G.P.218: Role of Collagen VI as a soluble factor in the control of glucose and adipose tissue homeostasis

Abstract

Collagen VI is present in the extracellular matrix (ECM) of connective tissues and is enriched in skeletal muscle and adipose tissue, two of the main tissues regulating glycemia. Collagen VI expression is regulated by glucose and lipids and disruption of COL6A1 in mice is associated with improvements in glucose tolerance in the high-fat diet and ob/ob background.

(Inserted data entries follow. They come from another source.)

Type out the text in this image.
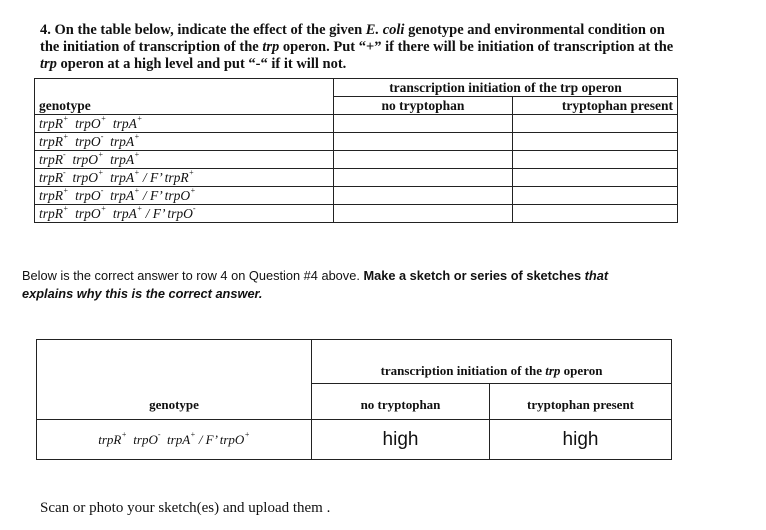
4. On the table below, indicate the effect of the given E. coli genotype and environmental condition on
the initiation of transcription of the trp operon. Put “+” if there will be initiation of transcription at the
trp operon at a high level and put “-“ if it will not.
	transcription initiation of the trp operon	
genotype	no tryptophan	tryptophan present
trpR+  trpO+  trpA+		
trpR+  trpO-  trpA+		
trpR-  trpO+  trpA+		
trpR-  trpO+  trpA+ / F’ trpR+		
trpR+  trpO-  trpA+ / F’ trpO+		
trpR+  trpO+  trpA+ / F’ trpO-		
Below is the correct answer to row 4 on Question #4 above. Make a sketch or series of sketches that
explains why this is the correct answer.
	transcription initiation of the trp operon	
genotype	no tryptophan	tryptophan present
trpR+  trpO-  trpA+ / F’ trpO+	high	high
Scan or photo your sketch(es) and upload them .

Our objective was to elucidate collagen VI ability to regulate glucose and insulin metabolism and investigate if collagen VI defects were associated with metabolic disturbances. The effect of purified collagen VI, I and V, either soluble or as a surface coating, on basal or insulin-stimulated glucose uptake was assessed in myogenic LHCN-M2, C2C12 and L6 cells and preadipocyte SGBS cells. The Insulin-Akt-GS3K signaling pathway was investigated by immunoblot and the expression of genes involved in insulin signaling and glucose transport was analysed by qRT-PCR. Plasma glucose and insulin levels were assessed after a 75 g oral glucose tolerance test in patients. Plasma leptin and adiponectin concentrations were measured by ELISA. Soluble collagen VI significantly induces glucose uptake by muscle cells and adipocytes in a dose and time dependent manner. In contrast, immobilized collagen VI and soluble collagens I and V had no effect. Collagen VI treatment does not induce significant phosphorylation of Akt, GS3K or AS160 in human myotubes but appears to have an effect in gene expression. In a proportion of patients with collagen VI defects we detected abnormally oral glucose tolerance test results and altered leptin and adiponectin plasma levels. In conclusion, soluble COLVI stimulates glucose uptake in skeletal muscle and adipose cells. Our results suggest that it may exert this effect, at least partly, by regulating expression of relevant genes. Our data indicate a novel role for collagen VI in glucose and lipid metabolism which may contribute to the phenotype of patients with mutations in COL6 genes.